How one Colorado police department is changing how officers respond to traffic stops
CBS
Boulder resident Lucia De Giovanni was one of the first to pick up an envelope.
"I was pretty much terrified of a traffic stop," De Giovanni said, "I don't drink, I don't do drugs, and I just have debilitating anxiety."
Along with anxiety, De Giovanni also suffers from PTSD and other medical complications that can make what can already be a stressful interaction with police that much harder.
"I've had therapists that didn't know what to do with me, let alone a police officer, you know, if I start shaking," De Giovanni said, "I knew how a very innocent situation could potentially turn very tense."
So, she wrote everything she'd want an officer to know about her health and needs down on the envelope. A few months later, when someone vandalized her car, she handed her envelope to the responding officer.
"I handed him this, and literally shaking because I didn't know if he was familiar with it, how he would react. And he took it, he opened it, read it," De Giovanni said, "And from almost like a, this authoritarian person, he became calm. He made me feel very comfortable."
De Giovanni's call was the very first to use a blue envelope, but more have followed since. Officer Caitlin Spinney says she's responded to many of them and even gotten stopped on the street to answer questions about them.
"We're trained to be prepared for every situation... in every direction that it could go..." Spinney said, "The blue envelope really helps us kind of look at a situation that may feel like it needs to escalate. ... We see that envelope and we realize like maybe that's not the case, and it allows us to really slow things down."
Some of the accommodations that can come from the blue envelope can look like no lights and sirens, quickly seeing a need for a translator, or even just more patience.

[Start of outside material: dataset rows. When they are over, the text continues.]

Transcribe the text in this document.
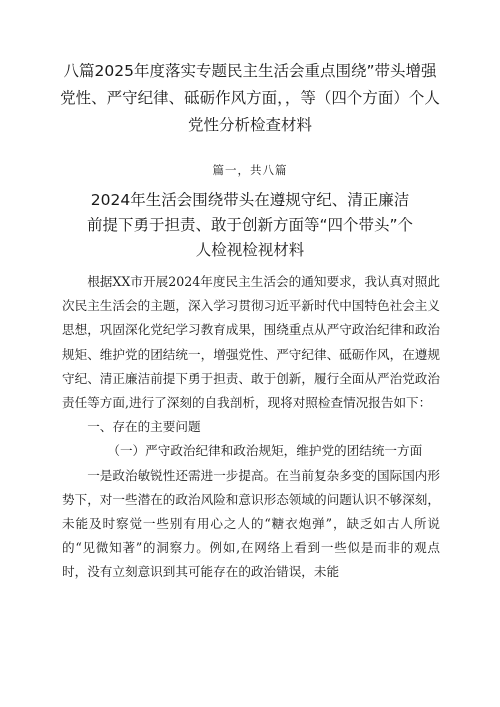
八篇2025年度落实专题民主生活会重点围绕”带头增强党性、严守纪律、砥砺作风方面，，等（四个方面）个人党性分析检查材料
篇一，共八篇
2024年生活会围绕带头在遵规守纪、清正廉洁前提下勇于担责、敢于创新方面等“四个带头”个人检视检视材料

根据XX市开展2024年度民主生活会的通知要求，我认真对照此次民主生活会的主题，深入学习贯彻习近平新时代中国特色社会主义思想，巩固深化党纪学习教育成果，围绕重点从严守政治纪律和政治规矩、维护党的团结统一，增强党性、严守纪律、砥砺作风，在遵规守纪、清正廉洁前提下勇于担责、敢于创新，履行全面从严治党政治责任等方面,进行了深刻的自我剖析，现将对照检查情况报告如下：

一、存在的主要问题

（一）严守政治纪律和政治规矩，维护党的团结统一方面

一是政治敏锐性还需进一步提高。在当前复杂多变的国际国内形势下，对一些潜在的政治风险和意识形态领域的问题认识不够深刻，未能及时察觉一些别有用心之人的“糖衣炮弹”，缺乏如古人所说的“见微知著”的洞察力。例如,在网络上看到一些似是而非的观点时，没有立刻意识到其可能存在的政治错误，未能
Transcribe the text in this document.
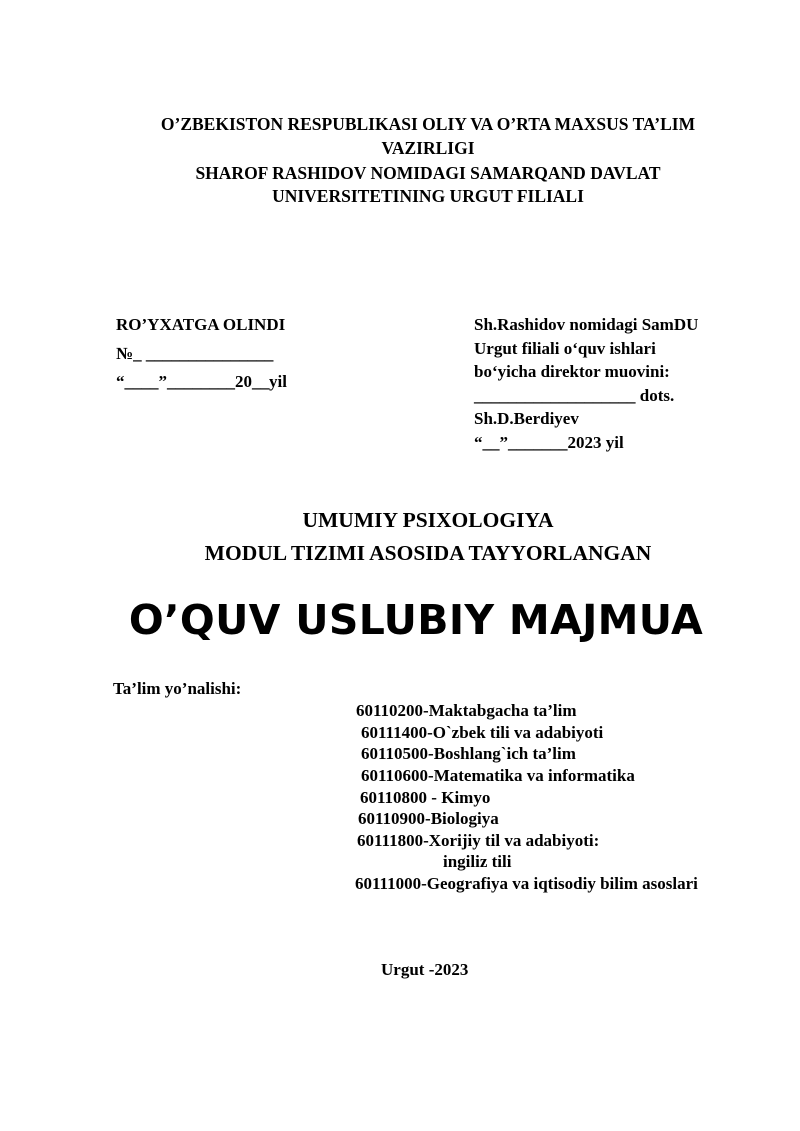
O’ZBEKISTON RESPUBLIKASI OLIY VA O’RTA MAXSUS TA’LIM
VAZIRLIGI
SHAROF RASHIDOV NOMIDAGI SAMARQAND DAVLAT
UNIVERSITETINING URGUT FILIALI
RO’YXATGA OLINDI
№_ _______________
“____”________20__yil
Sh.Rashidov nomidagi SamDU
Urgut filiali o‘quv ishlari
bo‘yicha direktor muovini:
___________________ dots.
Sh.D.Berdiyev
“__”_______2023 yil
UMUMIY PSIXOLOGIYA
MODUL TIZIMI ASOSIDA TAYYORLANGAN
O’QUV USLUBIY MAJMUA
Ta’lim yo’nalishi:
60110200-Maktabgacha ta’lim
60111400-O`zbek tili va adabiyoti
60110500-Boshlang`ich ta’lim
60110600-Matematika va informatika
60110800 - Kimyo
60110900-Biologiya
60111800-Xorijiy til va adabiyoti:
ingiliz tili
60111000-Geografiya va iqtisodiy bilim asoslari
Urgut -2023
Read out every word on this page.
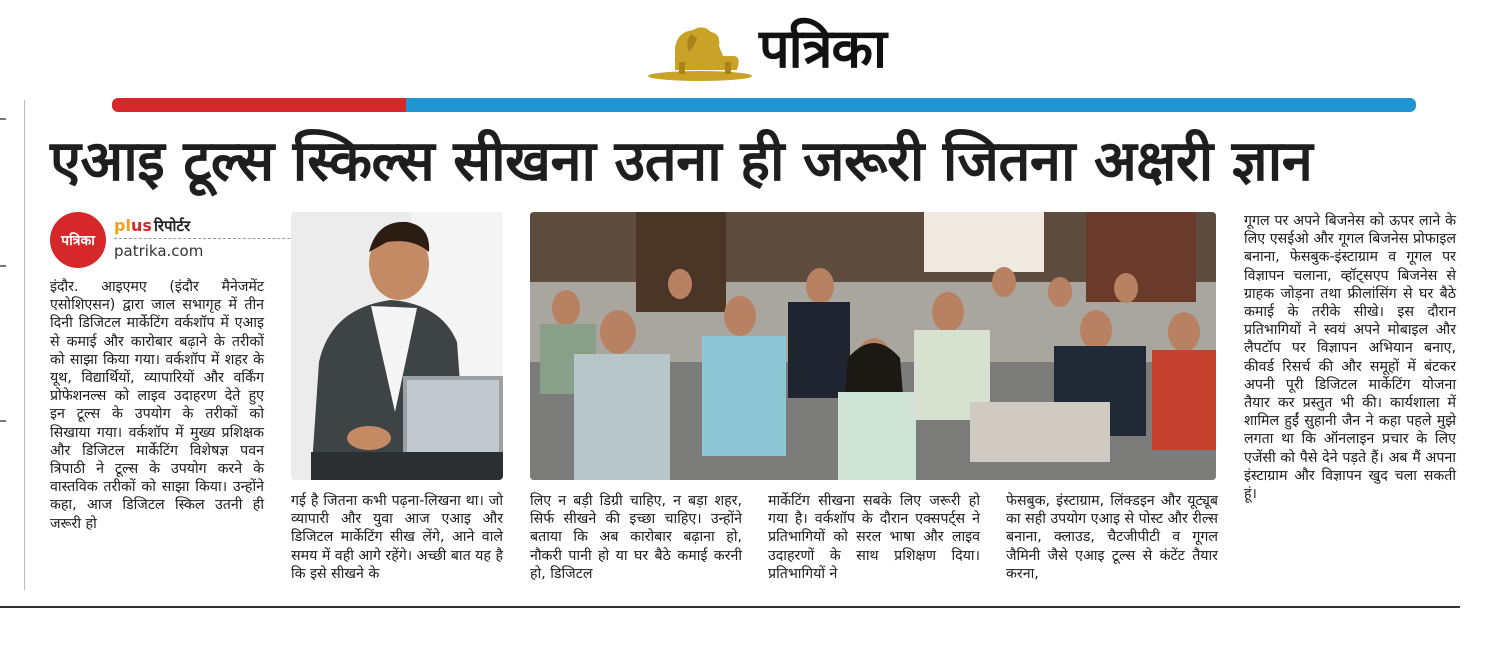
पत्रिका
एआइ टूल्स स्किल्स सीखना उतना ही जरूरी जितना अक्षरी ज्ञान
पत्रिका
plus रिपोर्टर
patrika.com
इंदौर. आइएमए (इंदौर मैनेजमेंट एसोशिएसन) द्वारा जाल सभागृह में तीन दिनी डिजिटल मार्केटिंग वर्कशॉप में एआइ से कमाई और कारोबार बढ़ाने के तरीकों को साझा किया गया। वर्कशॉप में शहर के यूथ, विद्यार्थियों, व्यापारियों और वर्किंग प्रोफेशनल्स को लाइव उदाहरण देते हुए इन टूल्स के उपयोग के तरीकों को सिखाया गया। वर्कशॉप में मुख्य प्रशिक्षक और डिजिटल मार्केटिंग विशेषज्ञ पवन त्रिपाठी ने टूल्स के उपयोग करने के वास्तविक तरीकों को साझा किया। उन्होंने कहा, आज डिजिटल स्किल उतनी ही जरूरी हो
गई है जितना कभी पढ़ना-लिखना था। जो व्यापारी और युवा आज एआइ और डिजिटल मार्केटिंग सीख लेंगे, आने वाले समय में वही आगे रहेंगे। अच्छी बात यह है कि इसे सीखने के
लिए न बड़ी डिग्री चाहिए, न बड़ा शहर, सिर्फ सीखने की इच्छा चाहिए। उन्होंने बताया कि अब कारोबार बढ़ाना हो, नौकरी पानी हो या घर बैठे कमाई करनी हो, डिजिटल
मार्केटिंग सीखना सबके लिए जरूरी हो गया है। वर्कशॉप के दौरान एक्सपर्ट्स ने प्रतिभागियों को सरल भाषा और लाइव उदाहरणों के साथ प्रशिक्षण दिया। प्रतिभागियों ने
फेसबुक, इंस्टाग्राम, लिंक्डइन और यूट्यूब का सही उपयोग एआइ से पोस्ट और रील्स बनाना, क्लाउड, चैटजीपीटी व गूगल जैमिनी जैसे एआइ टूल्स से कंटेंट तैयार करना,
गूगल पर अपने बिजनेस को ऊपर लाने के लिए एसईओ और गूगल बिजनेस प्रोफाइल बनाना, फेसबुक-इंस्टाग्राम व गूगल पर विज्ञापन चलाना, व्हॉट्सएप बिजनेस से ग्राहक जोड़ना तथा फ्रीलांसिंग से घर बैठे कमाई के तरीके सीखे। इस दौरान प्रतिभागियों ने स्वयं अपने मोबाइल और लैपटॉप पर विज्ञापन अभियान बनाए, कीवर्ड रिसर्च की और समूहों में बंटकर अपनी पूरी डिजिटल मार्केटिंग योजना तैयार कर प्रस्तुत भी की। कार्यशाला में शामिल हुईं सुहानी जैन ने कहा पहले मुझे लगता था कि ऑनलाइन प्रचार के लिए एजेंसी को पैसे देने पड़ते हैं। अब मैं अपना इंस्टाग्राम और विज्ञापन खुद चला सकती हूं।
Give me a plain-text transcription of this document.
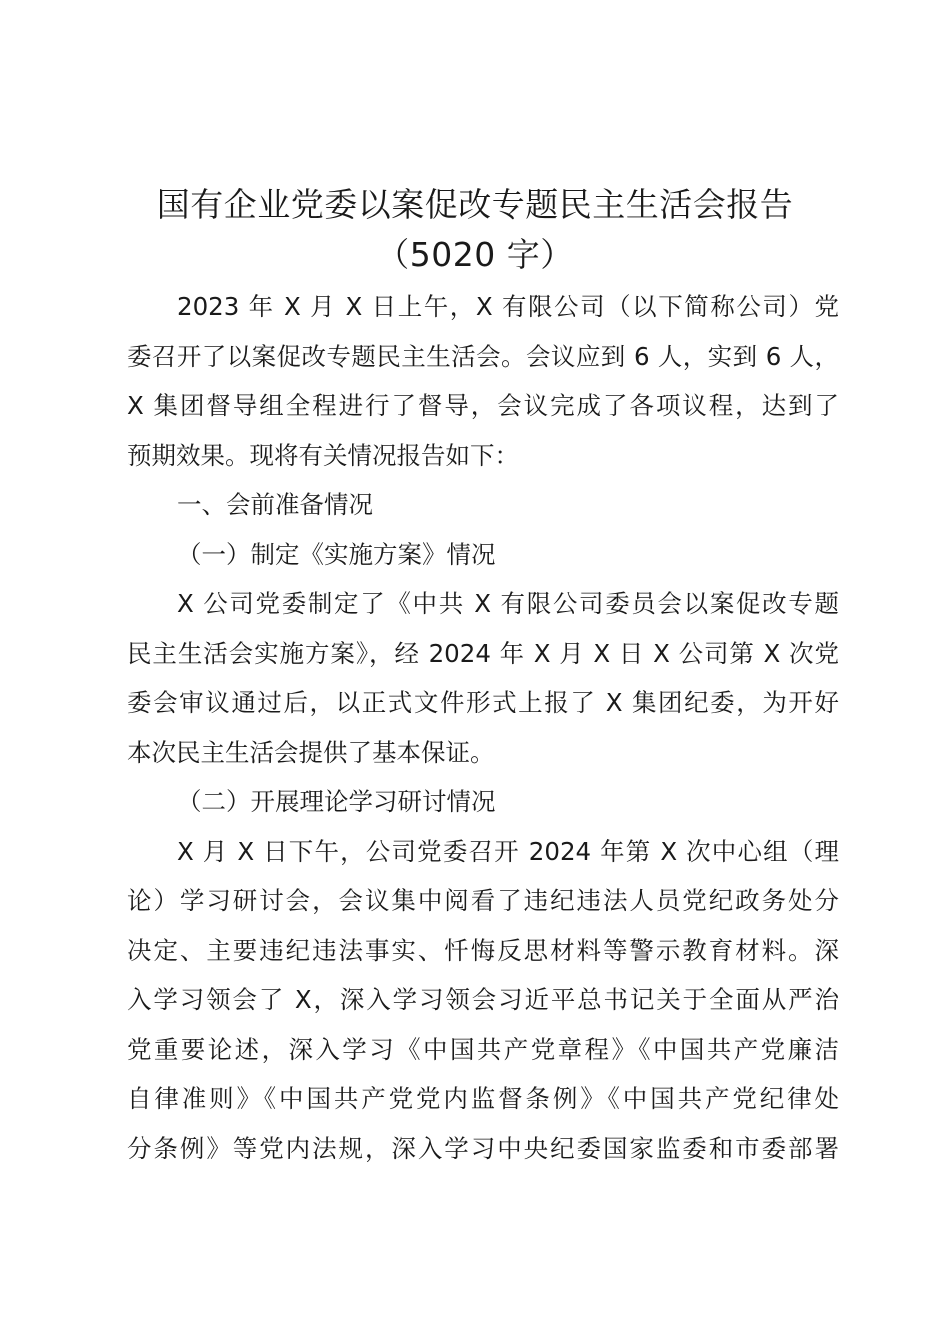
国有企业党委以案促改专题民主生活会报告
（5020 字）
2023 年 X 月 X 日上午，X 有限公司（以下简称公司）党
委召开了以案促改专题民主生活会。会议应到 6 人，实到 6 人，
X 集团督导组全程进行了督导，会议完成了各项议程，达到了
预期效果。现将有关情况报告如下：
一、会前准备情况
（一）制定《实施方案》情况
X 公司党委制定了《中共 X 有限公司委员会以案促改专题
民主生活会实施方案》，经 2024 年 X 月 X 日 X 公司第 X 次党
委会审议通过后，以正式文件形式上报了 X 集团纪委，为开好
本次民主生活会提供了基本保证。
（二）开展理论学习研讨情况
X 月 X 日下午，公司党委召开 2024 年第 X 次中心组（理
论）学习研讨会，会议集中阅看了违纪违法人员党纪政务处分
决定、主要违纪违法事实、忏悔反思材料等警示教育材料。深
入学习领会了 X，深入学习领会习近平总书记关于全面从严治
党重要论述，深入学习《中国共产党章程》《中国共产党廉洁
自律准则》《中国共产党党内监督条例》《中国共产党纪律处
分条例》等党内法规，深入学习中央纪委国家监委和市委部署
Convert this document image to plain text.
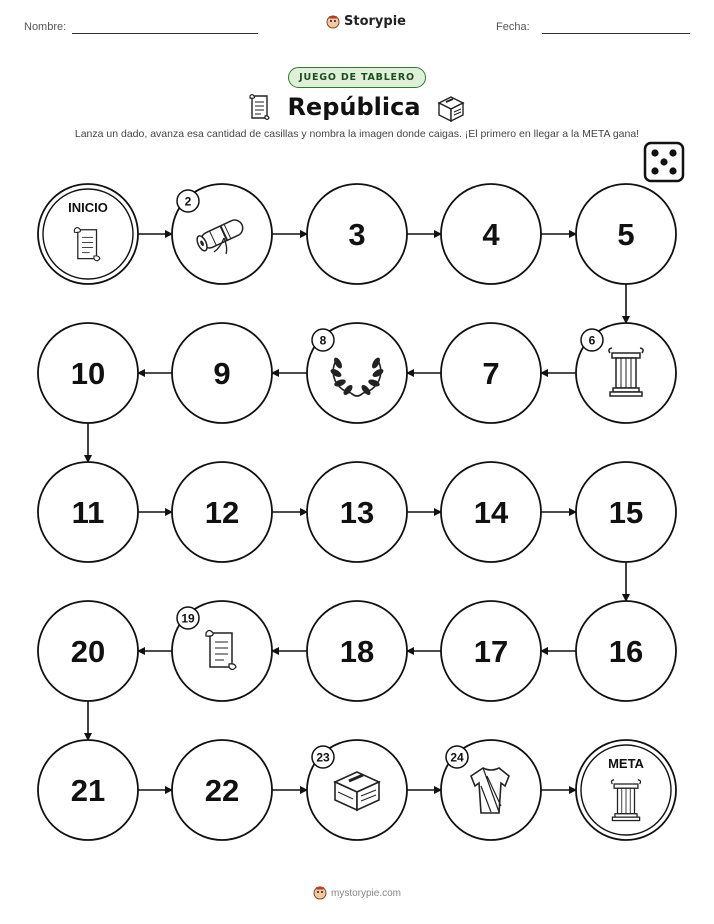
Nombre:	Storypie	Fecha:
JUEGO DE TABLERO
República
Lanza un dado, avanza esa cantidad de casillas y nombra la imagen donde caigas. ¡El primero en llegar a la META gana!
INICIO	2
3	4	5
6
7
8
9
10
11	12	13	14	15
16
17
18
19
20
21	22
23	24	META
mystorypie.com
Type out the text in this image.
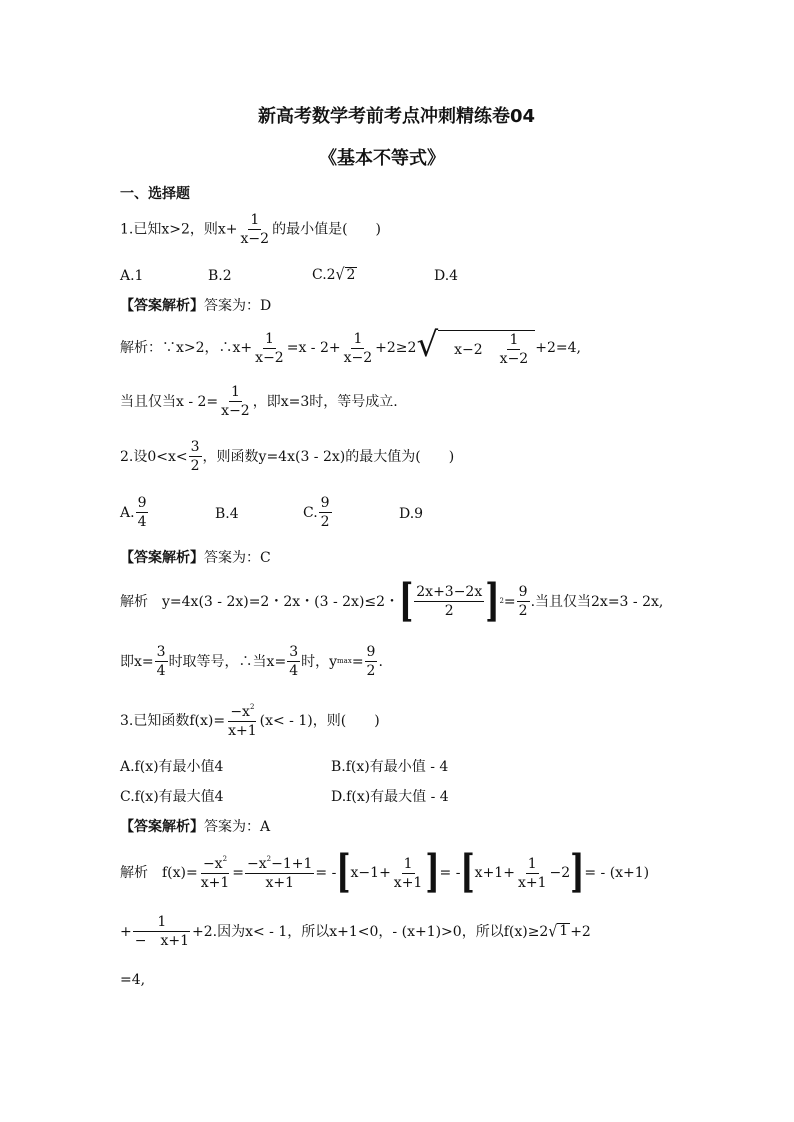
新高考数学考前考点冲刺精练卷04
《基本不等式》
一、选择题
1.已知x>2，则$x+ \frac{1}{x-2}$ 的最小值是(　　)
A.1	B.2	C.2√ 2	D.4
【答案解析】答案为：D
解析：∵x>2，∴x+ $\frac{1}{x-2} =x - 2+ \frac{1}{x-2} +2\ge 2$ √ $x-2 \frac{1}{x-2} +2=4$,
当且仅当$x - 2= \frac{1}{x-2}$ ，即x=3时，等号成立.
2.设$0<x< \frac{3}{2}$ ，则函数y=4x(3 - 2x)的最大值为(　　)
A. $\frac{9}{4}$	B.4	C. $\frac{9}{2}$	D.9
【答案解析】答案为：C
解析　y=4x(3 - 2x)=2・2x・(3 - 2x)≤2・ [ $\frac{2x+3-2x}{2}$ ] $2 = \frac{9}{2}$ .当且仅当2x=3 - 2x,
即$x= \frac{3}{4}$ 时取等号，∴当$x= \frac{3}{4}$ 时，y $\max = \frac{9}{2}$ .
3.已知函数$f(x)= \frac{-x^2}{x+1} (x< - 1)$，则(　　)
A.f(x)有最小值4	B.f(x)有最小值 - 4
C.f(x)有最大值4	D.f(x)有最大值 - 4
【答案解析】答案为：A
解析　$f(x)= \frac{-x^2}{x+1} = \frac{-x^2-1+1}{x+1}$ = - [ $x-1+ \frac{1}{x+1}$ ] = - [ $x+1+ \frac{1}{x+1} -2$ ] = - (x+1)
+ $\frac{1}{- x+1} +2$.因为x< - 1，所以x+1<0，- (x+1)>0，所以f(x)≥2 √ 1 +2
=4,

"A lot of the times we're going to calls based on just our dispatch notes, which are not always accurate. They're getting information from callers. Things get lost in translation, so to have concrete information available immediately to us, verified by that person, is huge," Spinney said.
And while Boulder police are not the first department in the country to use this program, they were the first in Colorado. Since their launch, the department reports at least 10 departments across the state and the country have reached out to ask about starting their own.
Boulder police created this envelope with the idea of drivers keeping it in their car, but the department says because they've seen so much interest, they're not looking into creating smaller versions for pedestrians and bikers to more easily carry with them.
"I feel like I can never forget it. It's always with me," De Giovanni said, "If somebody like me can benefit, I know a lot of people who have depression, anxiety or certain limitations can certainly benefit from it."